Although oil (NYSEARCA:USO) has dropped to a new low in 2017 on Tuesday to $50.82/bbl as investors questioned OPEC's production cut. I for one remain unconvinced that there is a very good bearish argument out there. I could certainly change my mind if I see more data that would point to OPEC's failure.
As for today, I expect more negative data from the EIA, especially on the domestic supply side.
For starters, I expect domestic supply's rise to continue. Oil did fall early in the week, but that won't impact what happened last week, when oil touched $54/bbl.
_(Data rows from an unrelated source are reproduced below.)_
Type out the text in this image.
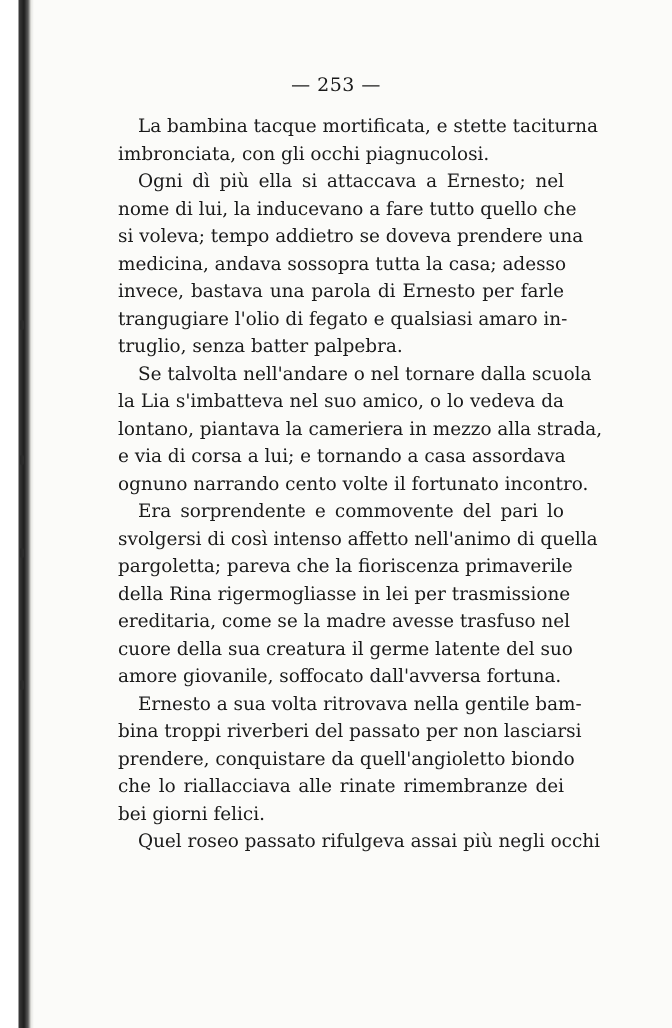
— 253 —
La bambina tacque mortificata, e stette taciturna
imbronciata, con gli occhi piagnucolosi.
Ogni dì più ella si attaccava a Ernesto; nel
nome di lui, la inducevano a fare tutto quello che
si voleva; tempo addietro se doveva prendere una
medicina, andava sossopra tutta la casa; adesso
invece, bastava una parola di Ernesto per farle
trangugiare l'olio di fegato e qualsiasi amaro in-
truglio, senza batter palpebra.
Se talvolta nell'andare o nel tornare dalla scuola
la Lia s'imbatteva nel suo amico, o lo vedeva da
lontano, piantava la cameriera in mezzo alla strada,
e via di corsa a lui; e tornando a casa assordava
ognuno narrando cento volte il fortunato incontro.
Era sorprendente e commovente del pari lo
svolgersi di così intenso affetto nell'animo di quella
pargoletta; pareva che la fioriscenza primaverile
della Rina rigermogliasse in lei per trasmissione
ereditaria, come se la madre avesse trasfuso nel
cuore della sua creatura il germe latente del suo
amore giovanile, soffocato dall'avversa fortuna.
Ernesto a sua volta ritrovava nella gentile bam-
bina troppi riverberi del passato per non lasciarsi
prendere, conquistare da quell'angioletto biondo
che lo riallacciava alle rinate rimembranze dei
bei giorni felici.
Quel roseo passato rifulgeva assai più negli occhi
Producers (XOM, CVX, BP, CHK) must have been salivating!
As I mentioned in my previous article (read Oil Rally: No Longer A Mirage), domestic production has been picking up since July. Even though supply seems to have tapered in recent weeks, the long-term trend is no doubt positive. During this period, domestic supply increased by an average of 13 Mbbl/day per week. I expect this trend to continue and likely accelerate given higher prices last week.
Also, a quick note for next week. Yes, the headline may sound scary (Oil just reached a new low in 2017!), but it's been a while since producers have enjoyed such high prices (let's say $50+/bbl) for an extended period of time. I believe that the small decline in oil is unlikely to suddenly dampen the current trend of rising production.
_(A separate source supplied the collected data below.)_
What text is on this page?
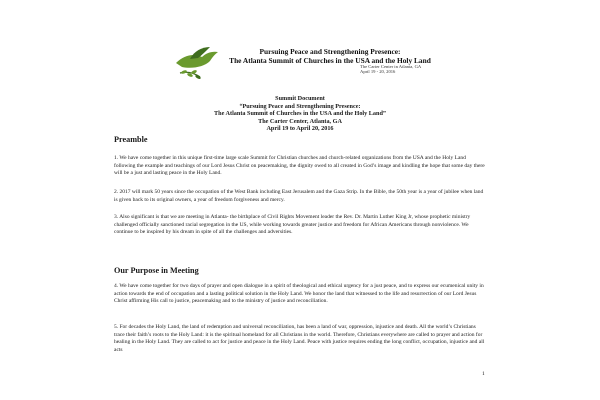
Pursuing Peace and Strengthening Presence:
The Atlanta Summit of Churches in the USA and the Holy Land
The Carter Center in Atlanta, GA
April 19 - 20, 2016
Summit Document
“Pursuing Peace and Strengthening Presence:
The Atlanta Summit of Churches in the USA and the Holy Land”
The Carter Center, Atlanta, GA
April 19 to April 20, 2016
Preamble
1. We have come together in this unique first-time large scale Summit for Christian churches and church-related organizations from the USA and the Holy Land following the example and teachings of our Lord Jesus Christ on peacemaking, the dignity owed to all created in God’s image and kindling the hope that some day there will be a just and lasting peace in the Holy Land.
2. 2017 will mark 50 years since the occupation of the West Bank including East Jerusalem and the Gaza Strip. In the Bible, the 50th year is a year of jubilee when land is given back to its original owners, a year of freedom forgiveness and mercy.
3. Also significant is that we are meeting in Atlanta- the birthplace of Civil Rights Movement leader the Rev. Dr. Martin Luther King Jr, whose prophetic ministry challenged officially sanctioned racial segregation in the US, while working towards greater justice and freedom for African Americans through nonviolence. We continue to be inspired by his dream in spite of all the challenges and adversities.
Our Purpose in Meeting
4. We have come together for two days of prayer and open dialogue in a spirit of theological and ethical urgency for a just peace, and to express our ecumenical unity in action towards the end of occupation and a lasting political solution in the Holy Land. We honor the land that witnessed to the life and resurrection of our Lord Jesus Christ affirming His call to justice, peacemaking and to the ministry of justice and reconciliation.
5. For decades the Holy Land, the land of redemption and universal reconciliation, has been a land of war, oppression, injustice and death. All the world’s Christians trace their faith’s roots to the Holy Land: it is the spiritual homeland for all Christians in the world. Therefore, Christians everywhere are called to prayer and action for healing in the Holy Land. They are called to act for justice and peace in the Holy Land. Peace with justice requires ending the long conflict, occupation, injustice and all acts
1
API reported an inventory build of 1.5 MMbbl. The current estimate for the EIA release isn't far behind at +1.16 MMbbl. If you've followed my articles in the past, you know that I do not place a heavy emphasis on week to week inventory changes as the data are the result but not the cause of shifts in underlying supply/demand fundamentals. A single week's change is really a drop in the ocean in the grand scheme of things; actual figures deviating from estimates by several hundred thousand or even a few million barrels will not suddenly alter my view. Nevertheless, it's important to understand expectations so we don't get surprised. Given my forecast of an increase in supply, an inventory build (as expected by analysts) isn't crazy to imagine. While the estimate seems acceptable to me, I still expect inventory to trend down over the near-term on average, continuing the recent trend.
Still a Bull
While I expect EIA data to show bearish developments, the overall picture does not change in that the reported increase in supply will be unlikely to offset the planned cuts by OPEC. Of course, we should always be open-minded. Nothing is certain and we could definitely wait a bit longer before stating that OPEC's cut did indeed establish a new normal. If the data show a huge increase in supply or a big jump in inventory due to soaring imports, which has been going sideways for the past couple of months), then I will re-evaluate my bullish thesis. As Stanley Druckenmiller says, watch your basket carefully.